I do note that the story about Jagex mentions no other investors, so the likelihood is that Insight decided to plunk for the whole round--so perhaps it's on the low end of their usual scale. That's a double-edged sword for management, by the way--it means they don't have to hold the hands of a lot of different investors, but it also means that they have no chance to play investors against each other if there's a disagreement. If Insight says "jump," Jagex will pretty much have to act like a frog.

Interesting nonetheless.


iBrekkers
So that was fun.

I woke at around 5 AM this morning, as I often do when I have to speak that day.
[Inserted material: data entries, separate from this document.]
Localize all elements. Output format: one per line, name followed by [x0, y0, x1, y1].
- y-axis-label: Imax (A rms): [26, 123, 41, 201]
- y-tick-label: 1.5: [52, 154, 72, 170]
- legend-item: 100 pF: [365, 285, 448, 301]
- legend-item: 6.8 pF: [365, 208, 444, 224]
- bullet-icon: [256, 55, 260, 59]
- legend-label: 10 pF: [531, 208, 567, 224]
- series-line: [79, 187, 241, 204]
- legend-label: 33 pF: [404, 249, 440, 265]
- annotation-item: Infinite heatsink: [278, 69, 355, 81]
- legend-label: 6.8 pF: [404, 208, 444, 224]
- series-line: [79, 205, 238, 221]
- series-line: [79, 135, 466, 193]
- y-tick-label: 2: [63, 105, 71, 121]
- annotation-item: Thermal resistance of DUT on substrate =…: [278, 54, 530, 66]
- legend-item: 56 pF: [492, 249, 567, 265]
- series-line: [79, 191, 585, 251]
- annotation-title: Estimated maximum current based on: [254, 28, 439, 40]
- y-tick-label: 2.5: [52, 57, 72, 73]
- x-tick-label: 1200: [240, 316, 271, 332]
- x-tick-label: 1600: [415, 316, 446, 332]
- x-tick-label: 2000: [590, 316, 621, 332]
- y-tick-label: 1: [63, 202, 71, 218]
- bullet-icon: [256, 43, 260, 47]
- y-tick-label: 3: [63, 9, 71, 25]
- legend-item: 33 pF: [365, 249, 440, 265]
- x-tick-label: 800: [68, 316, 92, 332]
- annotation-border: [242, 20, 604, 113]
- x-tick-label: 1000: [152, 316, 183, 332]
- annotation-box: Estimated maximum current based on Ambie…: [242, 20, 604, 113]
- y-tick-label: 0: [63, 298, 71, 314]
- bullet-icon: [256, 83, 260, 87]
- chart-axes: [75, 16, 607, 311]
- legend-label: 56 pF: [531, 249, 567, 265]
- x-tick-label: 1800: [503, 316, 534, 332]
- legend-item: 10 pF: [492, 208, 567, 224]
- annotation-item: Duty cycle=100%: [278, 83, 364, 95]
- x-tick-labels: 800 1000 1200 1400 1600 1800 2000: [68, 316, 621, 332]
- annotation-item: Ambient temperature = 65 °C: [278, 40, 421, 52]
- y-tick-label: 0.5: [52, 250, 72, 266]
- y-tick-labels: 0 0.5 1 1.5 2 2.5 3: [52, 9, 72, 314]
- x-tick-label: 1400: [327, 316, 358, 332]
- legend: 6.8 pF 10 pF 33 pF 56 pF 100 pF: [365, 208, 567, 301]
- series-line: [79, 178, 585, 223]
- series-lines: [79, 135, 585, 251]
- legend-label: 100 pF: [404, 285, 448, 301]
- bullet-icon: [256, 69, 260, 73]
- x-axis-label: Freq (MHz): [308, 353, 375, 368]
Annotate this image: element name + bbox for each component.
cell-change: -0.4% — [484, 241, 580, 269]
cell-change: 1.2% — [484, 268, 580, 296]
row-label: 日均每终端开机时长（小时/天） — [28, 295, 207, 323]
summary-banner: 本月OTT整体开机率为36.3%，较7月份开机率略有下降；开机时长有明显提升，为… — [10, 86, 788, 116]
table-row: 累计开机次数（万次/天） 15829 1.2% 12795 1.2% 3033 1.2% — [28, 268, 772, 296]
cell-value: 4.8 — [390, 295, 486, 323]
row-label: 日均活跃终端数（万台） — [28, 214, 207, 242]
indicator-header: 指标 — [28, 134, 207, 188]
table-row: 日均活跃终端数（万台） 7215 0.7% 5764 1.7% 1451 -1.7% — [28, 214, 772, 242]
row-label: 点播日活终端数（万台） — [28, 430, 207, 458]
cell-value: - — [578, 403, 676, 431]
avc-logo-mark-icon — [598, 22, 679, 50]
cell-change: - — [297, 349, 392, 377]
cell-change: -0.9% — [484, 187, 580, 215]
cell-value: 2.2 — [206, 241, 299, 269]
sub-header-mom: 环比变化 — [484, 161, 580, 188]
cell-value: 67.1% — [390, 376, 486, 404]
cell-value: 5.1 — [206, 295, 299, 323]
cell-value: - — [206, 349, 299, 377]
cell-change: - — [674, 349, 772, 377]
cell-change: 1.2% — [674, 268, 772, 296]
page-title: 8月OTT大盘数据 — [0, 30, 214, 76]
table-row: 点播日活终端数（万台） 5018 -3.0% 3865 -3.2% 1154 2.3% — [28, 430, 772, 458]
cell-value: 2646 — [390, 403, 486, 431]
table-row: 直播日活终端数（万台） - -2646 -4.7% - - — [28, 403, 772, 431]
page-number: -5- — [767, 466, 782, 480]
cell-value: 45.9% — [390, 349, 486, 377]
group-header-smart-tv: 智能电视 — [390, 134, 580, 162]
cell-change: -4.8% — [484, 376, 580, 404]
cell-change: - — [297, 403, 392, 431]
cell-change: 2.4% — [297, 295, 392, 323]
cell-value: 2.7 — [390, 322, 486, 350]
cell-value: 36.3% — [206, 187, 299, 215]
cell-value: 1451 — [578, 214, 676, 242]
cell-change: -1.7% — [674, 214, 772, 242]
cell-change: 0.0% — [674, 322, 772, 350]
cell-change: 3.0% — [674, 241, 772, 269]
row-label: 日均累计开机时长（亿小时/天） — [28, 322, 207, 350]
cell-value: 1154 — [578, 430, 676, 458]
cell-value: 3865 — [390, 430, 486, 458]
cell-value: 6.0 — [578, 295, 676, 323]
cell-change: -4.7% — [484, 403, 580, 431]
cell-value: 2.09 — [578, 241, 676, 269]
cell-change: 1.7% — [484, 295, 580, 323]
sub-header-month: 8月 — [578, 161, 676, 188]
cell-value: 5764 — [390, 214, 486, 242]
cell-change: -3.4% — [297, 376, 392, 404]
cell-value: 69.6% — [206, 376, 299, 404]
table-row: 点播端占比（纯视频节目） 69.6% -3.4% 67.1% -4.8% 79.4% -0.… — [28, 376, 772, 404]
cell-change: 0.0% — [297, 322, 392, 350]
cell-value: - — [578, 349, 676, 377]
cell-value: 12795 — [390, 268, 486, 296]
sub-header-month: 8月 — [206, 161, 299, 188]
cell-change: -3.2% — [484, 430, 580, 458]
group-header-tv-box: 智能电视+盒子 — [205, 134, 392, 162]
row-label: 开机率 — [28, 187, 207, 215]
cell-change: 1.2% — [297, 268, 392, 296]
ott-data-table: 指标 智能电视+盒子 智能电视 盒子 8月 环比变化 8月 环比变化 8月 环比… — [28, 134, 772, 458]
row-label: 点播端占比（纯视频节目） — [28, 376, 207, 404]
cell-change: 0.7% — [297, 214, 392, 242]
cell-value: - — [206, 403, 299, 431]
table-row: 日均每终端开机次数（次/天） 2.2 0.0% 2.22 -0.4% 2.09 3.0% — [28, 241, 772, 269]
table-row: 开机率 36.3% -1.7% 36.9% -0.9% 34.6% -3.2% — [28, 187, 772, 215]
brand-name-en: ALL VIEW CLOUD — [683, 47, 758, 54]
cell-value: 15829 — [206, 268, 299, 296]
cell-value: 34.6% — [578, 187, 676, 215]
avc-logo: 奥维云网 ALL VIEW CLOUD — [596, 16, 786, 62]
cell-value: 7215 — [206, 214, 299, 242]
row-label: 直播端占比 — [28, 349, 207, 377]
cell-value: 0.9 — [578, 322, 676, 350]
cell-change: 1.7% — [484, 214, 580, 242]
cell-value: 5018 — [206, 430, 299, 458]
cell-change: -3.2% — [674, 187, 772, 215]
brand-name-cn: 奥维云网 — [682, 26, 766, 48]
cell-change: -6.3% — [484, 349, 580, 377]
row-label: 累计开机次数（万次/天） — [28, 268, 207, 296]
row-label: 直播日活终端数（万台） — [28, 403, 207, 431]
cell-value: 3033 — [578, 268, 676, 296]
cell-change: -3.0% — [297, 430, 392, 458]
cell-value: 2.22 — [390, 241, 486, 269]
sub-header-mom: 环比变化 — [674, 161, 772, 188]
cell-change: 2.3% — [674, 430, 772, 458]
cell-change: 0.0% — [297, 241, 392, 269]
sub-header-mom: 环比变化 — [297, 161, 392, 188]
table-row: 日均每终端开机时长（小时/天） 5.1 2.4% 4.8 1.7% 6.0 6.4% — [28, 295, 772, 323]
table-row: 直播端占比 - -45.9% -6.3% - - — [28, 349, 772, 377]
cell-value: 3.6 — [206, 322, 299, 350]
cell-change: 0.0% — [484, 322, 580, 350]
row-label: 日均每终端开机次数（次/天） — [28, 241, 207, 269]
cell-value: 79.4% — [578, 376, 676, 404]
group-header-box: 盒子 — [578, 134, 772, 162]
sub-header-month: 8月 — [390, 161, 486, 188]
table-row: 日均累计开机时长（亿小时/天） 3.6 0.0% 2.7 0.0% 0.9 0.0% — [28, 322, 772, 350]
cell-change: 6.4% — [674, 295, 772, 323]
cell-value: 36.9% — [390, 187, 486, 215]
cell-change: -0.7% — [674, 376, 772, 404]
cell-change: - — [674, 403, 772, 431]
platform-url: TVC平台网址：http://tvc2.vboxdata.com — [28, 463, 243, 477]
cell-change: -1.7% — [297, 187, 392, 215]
And a good thing I did, as iBreakfast's "instructions to presenters" email was in my in-box, advising me that presenters had four minutes--meaning I had to cut down my presentation by quite a lot, turning it from a normal investment presentation to a "speed pitch."

The format was this: six presenters, each limited to five minutes, with commentary from a panel of three VCs (Steve Brotman of SAVP; David Rose, one of the founders of the New York Angels, and M. J. Segal of Joshua Capital); at the end of the presentations, they would choose a "winner", who would be invited to present at the New York Private Equity Forum. Kind of silly, in a way--the idea that there's a "winner," I mean.

The presenting companies were a mixed bag; Switch Mobile, an MVNO; Fotki, a Flickr competitor; Good News Broadcast, which I couldn't figure out even after their presentation; China Directory Publishing, which claims to have an deal with the Chinese government giving them exclusive rights to publish b-to-b directory information; and 401kid, which provides some kind of solution for education savings plans. And Manifesto.

With the exception of Switch, all have revenues and have been in business for some time--and we, of course, have been in business for a month. Fotki was selected as "the winner"--but there's no doubt in my mind that the Manifesto presentation was the slickest, clearest, and best organized of the lot. Rose, whose reaction to another presentation was "I want to strangle you--your business might be interesting, but I really have no idea what you're trying to do", seemed to agree, and invited me to submit to the New York Angels (which I had planned to do anyway, of course). Alan Brody, who runs iBreakfast, said "Our first real speed pitch!"

They did have one useful suggestion (include a diagram of "the long tail," since not everyone is familiar with the concept), and a couple of questions--"what's the business model" and "what do you bring to developers" (application rev share; marketing support and access to customers who might not otherwise encounter them). Both reasonable questions, and both I thought obvious enough that being specific about them wasn't essential, and in five minutes, anything not essential must be pared.

So on the whole--a useful first outing, providing some confidence that at least we know how to pitch what we're doing in terms comfortable for VCs.


Tuesday, November 01, 2005
iBreakfast
Hmm.... and it appears I'm pitching at iBreakfast tomorrow... Good of them to give me 14 hours notice, heh. And lucky that I spent much of the day working on a pitch presentation...


And Da Winner Is...


Congratulations to Adam Snetman, and condolences to everyone else--and many thanks for those who participated.

I know some folks preferred others--I chose this for a number of reasons. First, it's very clean, and useable in a lot of different ways, against different backgrounds. Second, a logo needs to be used in a lot of different ways--large, small, on cards, on stationery, on the web--many of the other contributions would be hard to scale and still be obvious what they are. The one point that made me waver on it is that fact that is is as clean as it is--it is pretty corporate, and corporately, Manifesto is pretty "in your face." But I figured, well, we're going to be "in your face" in other ways, the logo doesn't have to be that way, too. And clean is good long term, anyway.... someday doubtless they'll pry the Molotov cocktail out of my fingers and make me wear a tie.

Everyone in creation is sold out of the Xbox 360, so he may have to wait a bit, although I'll check brick and mortar on the on-sell date... And it may cost me a bit more than anticipated, since they're clearly gouging on bundles. But hey.